Last updated: 27/05/2015 12:54 by KeepingItReal to KeepingItReal's Blog
Filed under: MummyBloggers
Like most mums, I go through ups and downs when it comes to my child.

While the love is unconditional, the enthusiasm for family life is not always consistent.

Some weeks I’m on top of things and manage to juggle work responsibilities, family commitments and mother/daughter time with next to no trouble, but then there are the other times.

While I wish I could say that work takes a back seat or the household tasks get sidelined during these times, unfortunately that’s not the case.

During these excessively hectic weeks when I long for pre-relationship, pre-kid days, I’m ashamed to say that it’s my daugher Ella who bears the brunt of it.

I can’t exactly tell my manager to rein in his requests nor can I have my family living in a slovenly hovel, but I can tell Ella to leave mummy alone for a bit while she gets back on track.

I know how this sounds, believe me.

And before you jump the gun (like I would if I was reading this) and conclude that Ella is left to wash, feed and dress herself while her mum works on spreadsheets no one will ever actually consult, that’s not the case.

I tend to Ella’s practical needs, but during those times there’s no use in claiming I’m emotionally available.

I make sure she’s safe and her life is running to order, but there are no impromptu DVD evenings nor are there any Saturday morning snuggles as I frantically try to regain my equilibrium.

While I wish these periods lasted a weekend at most, it horrifies me to realise that there can be at least  a fortnight every now and again when I find myself shutting off from the family as I frantically try to keep everything in place.

Thankfully, my partner is aware that I’m doing my best, so he picks up the slack and Ella relishes time with daddy as much as time with mummy, so it’s not like she knows anything is up, so to speak.

But I do. I know,

I know that during these times I willingly put my child’s emotional needs last, safe in the knowledge her dad is there to tend to her.

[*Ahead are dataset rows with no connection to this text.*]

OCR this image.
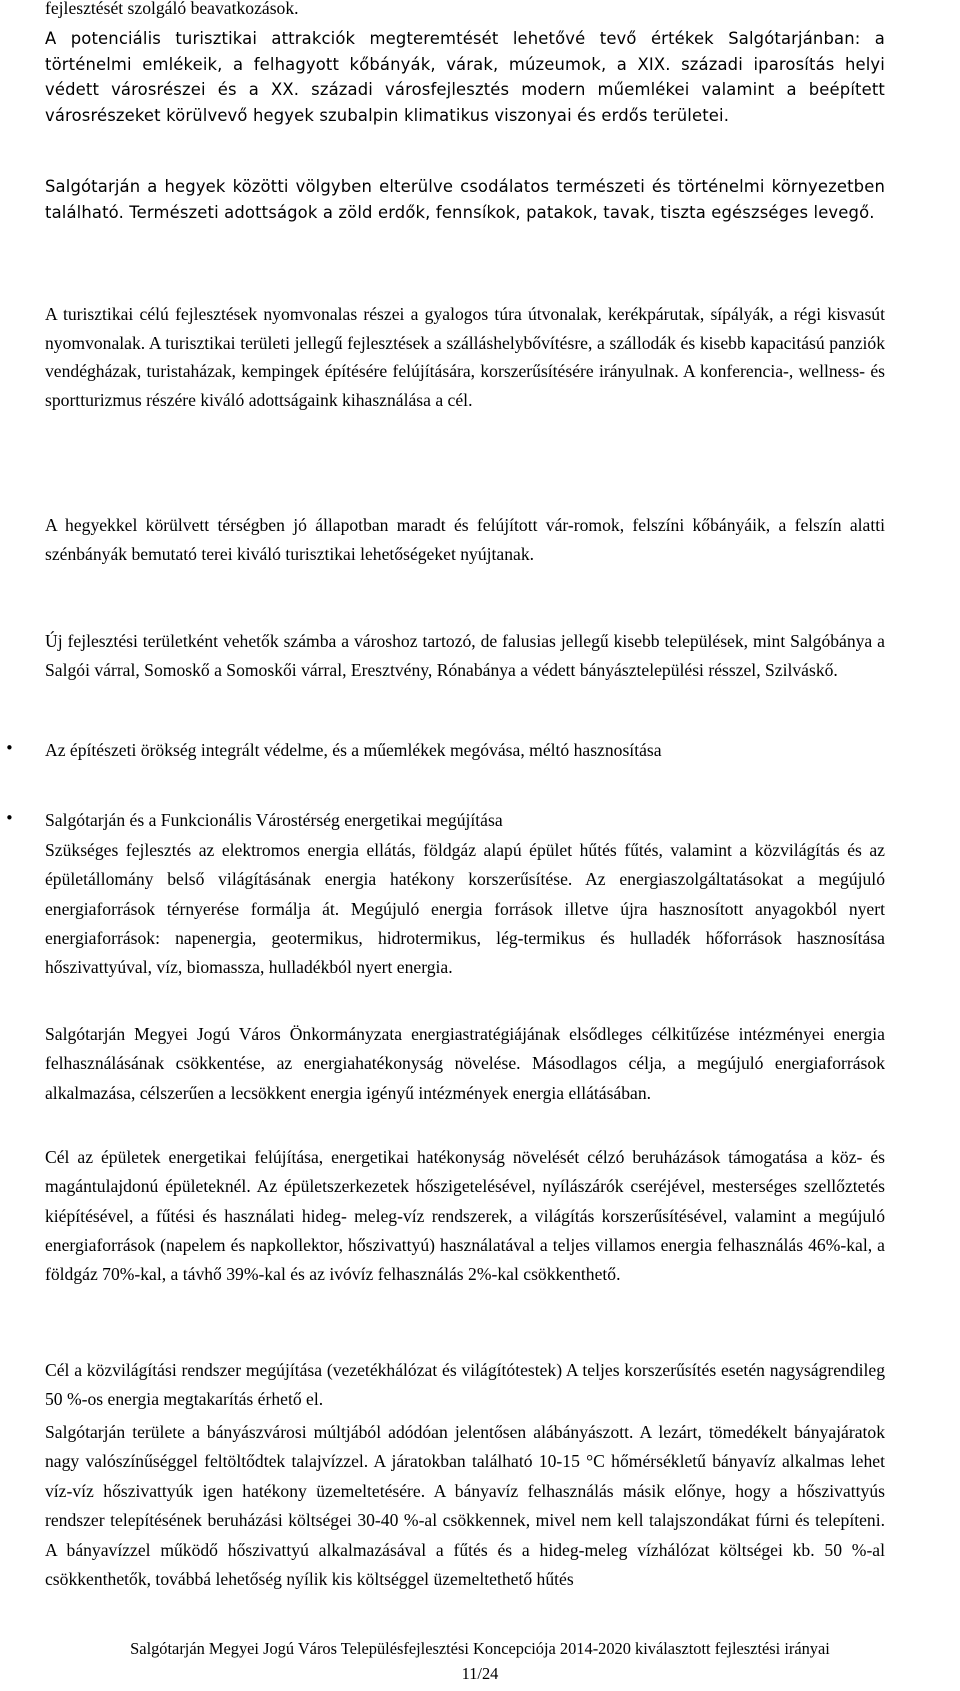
fejlesztését szolgáló beavatkozások.

A potenciális turisztikai attrakciók megteremtését lehetővé tevő értékek Salgótarjánban: a történelmi emlékeik, a felhagyott kőbányák, várak, múzeumok, a XIX. századi iparosítás helyi védett városrészei és a XX. századi városfejlesztés modern műemlékei valamint a beépített városrészeket körülvevő hegyek szubalpin klimatikus viszonyai és erdős területei.

Salgótarján a hegyek közötti völgyben elterülve csodálatos természeti és történelmi környezetben található. Természeti adottságok a zöld erdők, fennsíkok, patakok, tavak, tiszta egészséges levegő.

Új fejlesztési területként vehetők számba a városhoz tartozó, de falusias jellegű kisebb települések, mint Salgóbánya a Salgói várral, Somoskő a Somoskői várral, Eresztvény, Rónabánya a védett bányásztelepülési résszel, Szilváskő.

A turisztikai célú fejlesztések nyomvonalas részei a gyalogos túra útvonalak, kerékpárutak, sípályák, a régi kisvasút nyomvonalak. A turisztikai területi jellegű fejlesztések a szálláshelybővítésre, a szállodák és kisebb kapacitású panziók vendégházak, turistaházak, kempingek építésére felújítására, korszerűsítésére irányulnak. A konferencia-, wellness- és sportturizmus részére kiváló adottságaink kihasználása a cél.

A hegyekkel körülvett térségben jó állapotban maradt és felújított vár-romok, felszíni kőbányáik, a felszín alatti szénbányák bemutató terei kiváló turisztikai lehetőségeket nyújtanak.

• Az építészeti örökség integrált védelme, és a műemlékek megóvása, méltó hasznosítása

• Salgótarján és a Funkcionális Várostérség energetikai megújítása

Szükséges fejlesztés az elektromos energia ellátás, földgáz alapú épület hűtés fűtés, valamint a közvilágítás és az épületállomány belső világításának energia hatékony korszerűsítése. Az energiaszolgáltatásokat a megújuló energiaforrások térnyerése formálja át. Megújuló energia források illetve újra hasznosított anyagokból nyert energiaforrások: napenergia, geotermikus, hidrotermikus, lég-termikus és hulladék hőforrások hasznosítása hőszivattyúval, víz, biomassza, hulladékból nyert energia.

Salgótarján Megyei Jogú Város Önkormányzata energiastratégiájának elsődleges célkitűzése intézményei energia felhasználásának csökkentése, az energiahatékonyság növelése. Másodlagos célja, a megújuló energiaforrások alkalmazása, célszerűen a lecsökkent energia igényű intézmények energia ellátásában.

Cél az épületek energetikai felújítása, energetikai hatékonyság növelését célzó beruházások támogatása a köz- és magántulajdonú épületeknél. Az épületszerkezetek hőszigetelésével, nyílászárók cseréjével, mesterséges szellőztetés kiépítésével, a fűtési és használati hideg- meleg-víz rendszerek, a világítás korszerűsítésével, valamint a megújuló energiaforrások (napelem és napkollektor, hőszivattyú) használatával a teljes villamos energia felhasználás 46%-kal, a földgáz 70%-kal, a távhő 39%-kal és az ivóvíz felhasználás 2%-kal csökkenthető.

Cél a közvilágítási rendszer megújítása (vezetékhálózat és világítótestek) A teljes korszerűsítés esetén nagyságrendileg 50 %-os energia megtakarítás érhető el.

Salgótarján területe a bányászvárosi múltjából adódóan jelentősen alábányászott. A lezárt, tömedékelt bányajáratok nagy valószínűséggel feltöltődtek talajvízzel. A járatokban található 10-15 °C hőmérsékletű bányavíz alkalmas lehet víz-víz hőszivattyúk igen hatékony üzemeltetésére. A bányavíz felhasználás másik előnye, hogy a hőszivattyús rendszer telepítésének beruházási költségei 30-40 %-al csökkennek, mivel nem kell talajszondákat fúrni és telepíteni. A bányavízzel működő hőszivattyú alkalmazásával a fűtés és a hideg-meleg vízhálózat költségei kb. 50 %-al csökkenthetők, továbbá lehetőség nyílik kis költséggel üzemeltethető hűtés

Salgótarján Megyei Jogú Város Településfejlesztési Koncepciója 2014-2020 kiválasztott fejlesztési irányai
11/24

But what if I didn’t have him?

My tendency to withdraw emotionally when it all gets too much has been a feature of my life since my early teens and something I fretted about when I became pregnant.

“You can’t do that when you become a mum,” I told myself in the early hours of the morning after yet another sleepless night.

While some people draw their energy from the hustle and bustle of family life, I find mine becoming gradually sapped before I eventually hit a wall and need to retreat.

I eventually emerge renewed and juvenated.

I am ready to play 'Princesses' all weekend or crawl through the house looking for clues in the latest game of ‘Detectives’ or sit on Ella’s bed for hours on end while she describes her dream wedding.

I become the mum I try to be most of the year until I eventually cave.

But you’re meant to be a mum 24/7, 365 days of the year, so does this make me a failure?